El pasado domingo fue una jornada agridulce para el deporte leridano. Por un lado, el Pons Lleida Llista logró un hito histórico al sumar su cuarta Europe Cup, consolidando un palmarés excelente para un club con décadas de trayectoria. Paralelamente, el Hiopos Lleida venció al Barça en el Barris Nord, dejándolo a un paso de la permanencia matemática en la liga ACB, con una afición totalmente entregada.
Sin embargo, esta alegría se vio eclipsada por la preocupante situación del fútbol en la ciudad.

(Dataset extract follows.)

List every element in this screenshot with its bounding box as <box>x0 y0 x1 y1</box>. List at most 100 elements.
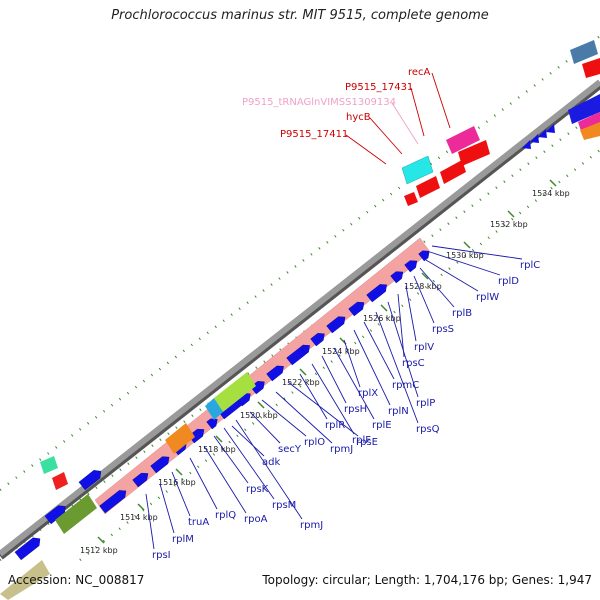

El Lleida CF, que ya perdió la categoría el año anterior debido a deudas, se encuentra ahora al borde de un nuevo descenso que podría abocarlo a la desaparición por inviabilidad económica, a pesar del apoyo de unos 2.000 aficionados fieles.
Por su parte, el Atlètic Lleida, que agrupó al empresariado local pero no logró generar un vínculo social fuerte, perdió una categoría que había obtenido en los despachos el verano pasado, al adquirir la plaza del Lleida CF. Esta situación se suma al declive y la posterior desaparición de la histórica UE Lleida, dibujando un panorama desolador para el fútbol en la capital del Segrià.
“"Lleida es una ciudad de fútbol."
La gestión económica y deportiva de los últimos años ha generado un debate sobre si Lleida es realmente una ciudad con una fuerte cultura futbolística. La falta de fútbol de élite se percibe como un factor que afecta la autoestima de la ciudad, y se cuestiona la responsabilidad de las diferentes partes implicadas, incluyendo la política, en esta situación.